Letter to the editor 2, April 22, 2021
Another form of pollution
Dear Editor and Hudson residents,
I believe it is time to initiate a discussion on local pollution. I am not referring to what most of us think of as pollution. This is not about air or water quality but about noise pollution. It is wrong to think that noise does not have an impact on our lives like bad water or contaminants in the air do. Noise pollution is no different as it directly impacts our quality of life. Being able to enjoy a breakfast listening to the birds or having a video conference without excessive external noises, are all part of a good quality of life. Living in an environment without excessive noise should be normal in a town like Hudson. This is not downtown Montréal.
Sources of excessive noise are multiple – some can be controlled, others cannot. Sirens of fire trucks or emergency vehicles cannot be controlled. These are necessary for the safety and security of all residents. Other city noises such as those caused by vehicles pulling trailers and traveling on poorly maintained roads cannot be controlled. But a simple solution to the problem is resurfacing the roads to allow for a softer ride.

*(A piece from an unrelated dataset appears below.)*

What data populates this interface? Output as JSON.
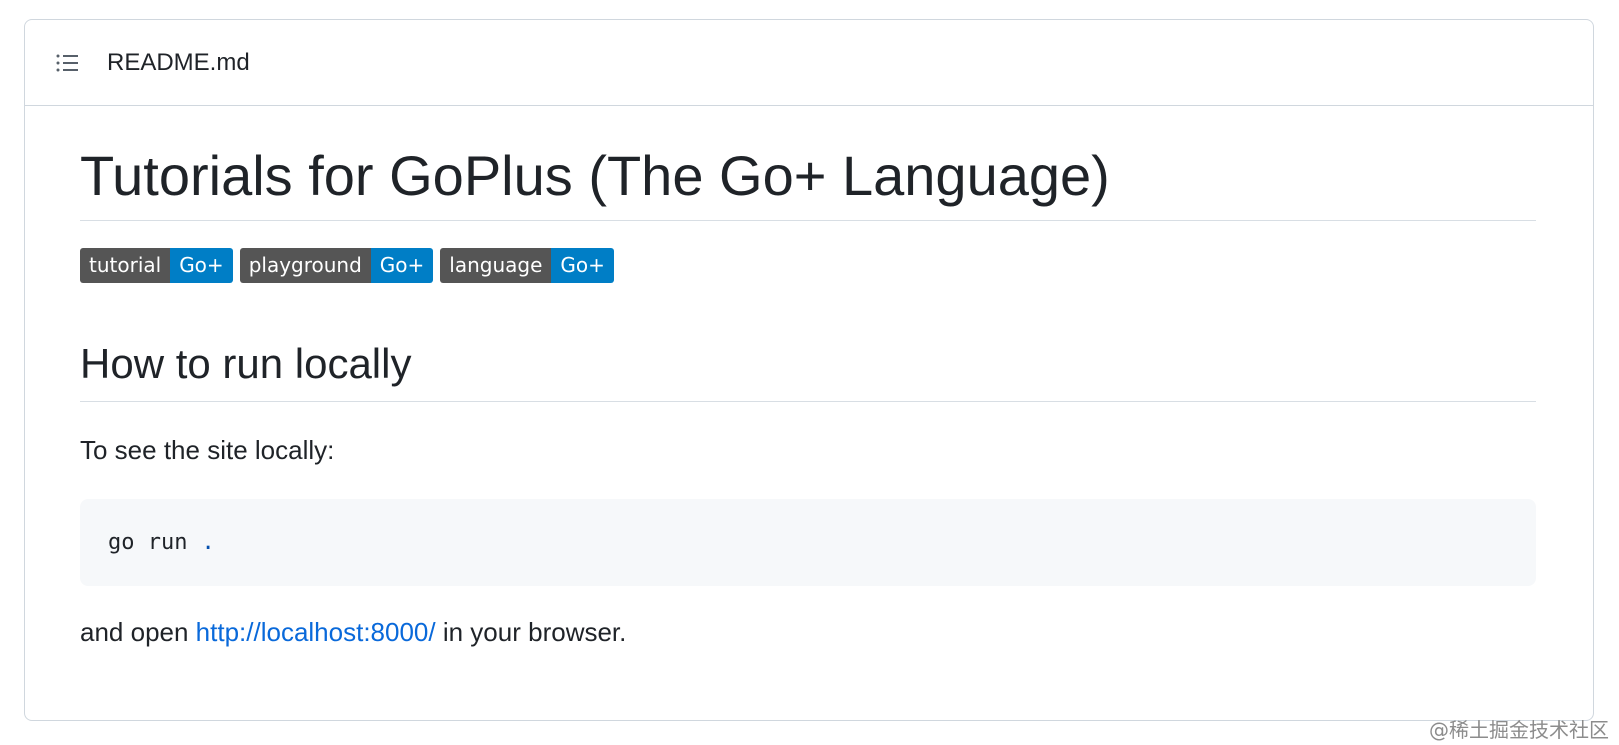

Because we live inside during the winter months, we are less sensitive to outdoor noises. But come spring, summer and fall, we are outside and exposed to a large quantity of man-made noises – including garden tools. (For full disclosure, I own and use a gas lawnmower. But it will be replaced this summer by an electric cordless one for less noise impact.)

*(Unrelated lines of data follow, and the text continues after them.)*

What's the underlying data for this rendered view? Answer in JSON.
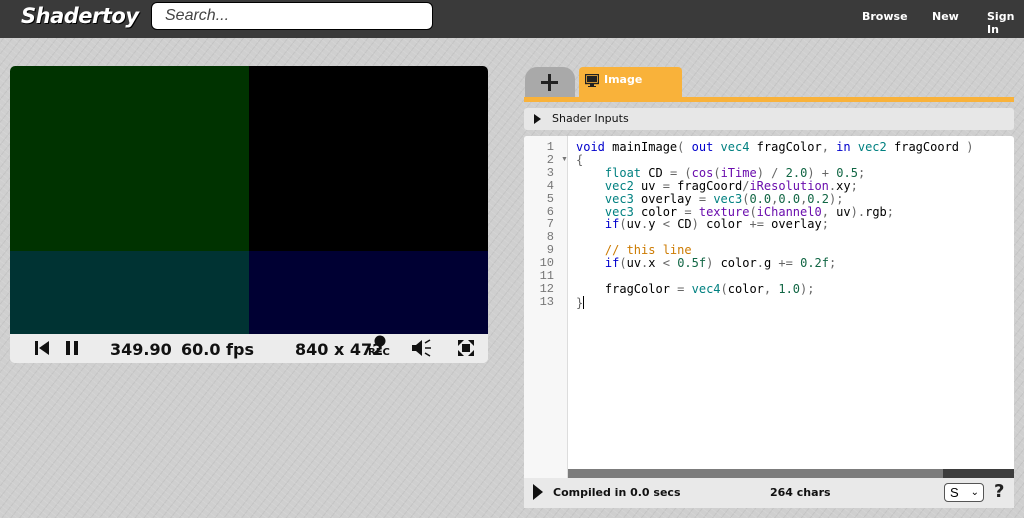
{
  "header": {
    "logo": "Shadertoy",
    "search_placeholder": "Search...",
    "nav": [
      "Browse",
      "New",
      "Sign In"
    ]
  },
  "player": {
    "time": "349.90",
    "fps": "60.0 fps",
    "resolution": "840 x 472",
    "rec_label": "REC",
    "colors": {
      "top_left": "#003300",
      "top_right": "#000000",
      "bottom_left": "#003333",
      "bottom_right": "#000033"
    },
    "icons": [
      "rewind-icon",
      "pause-icon",
      "record-icon",
      "volume-icon",
      "fullscreen-icon"
    ]
  },
  "editor": {
    "add_tab_icon": "plus-icon",
    "tab_label": "Image",
    "tab_icon": "monitor-icon",
    "shader_inputs_label": "Shader Inputs",
    "line_numbers": [
      "1",
      "2",
      "3",
      "4",
      "5",
      "6",
      "7",
      "8",
      "9",
      "10",
      "11",
      "12",
      "13"
    ],
    "code_lines": [
      "void mainImage( out vec4 fragColor, in vec2 fragCoord )",
      "{",
      "    float CD = (cos(iTime) / 2.0) + 0.5;",
      "    vec2 uv = fragCoord/iResolution.xy;",
      "    vec3 overlay = vec3(0.0,0.0,0.2);",
      "    vec3 color = texture(iChannel0, uv).rgb;",
      "    if(uv.y < CD) color += overlay;",
      "",
      "    // this line",
      "    if(uv.x < 0.5f) color.g += 0.2f;",
      "",
      "    fragColor = vec4(color, 1.0);",
      "}"
    ],
    "status": {
      "compiled": "Compiled in 0.0 secs",
      "chars": "264 chars",
      "select_value": "S",
      "help": "?"
    },
    "accent_color": "#f9b23a"
  }
}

In the family of garden tools, the biggest culprit is surely the leaf blower. Not to be technical, but these machines produce 95 to 115 decibels. A rock concert will be between 100 to 120 decibels. Leaf blower operators are required to wear earmuffs or ear plugs. But what about the people nearby? Leaf blowers have the important purpose of ‘pushing leaves’ around and are extensively used by individuals at any time of the day, any day of the week. If they were used only to push leaves around it would not be half bad, but they are also used to blow dirt off driveways and pathways, blow branches away or help ignite fires to burn debris, etc.
I do not like the idea of seeking regulations to tell landowners what they can and cannot do, but I believe it is time for the Town of Hudson to start thinking about regulating the usage of leaf blowers. Several towns in the Montreal area have adopted such regulations. Some have even banned their usage. Hudson should think of moving forward with by-laws that improve people’s quality of life regarding noise pollution.
At the end of the day, a rake and a broom will do the same work (quietly) and will be a good outdoor activity.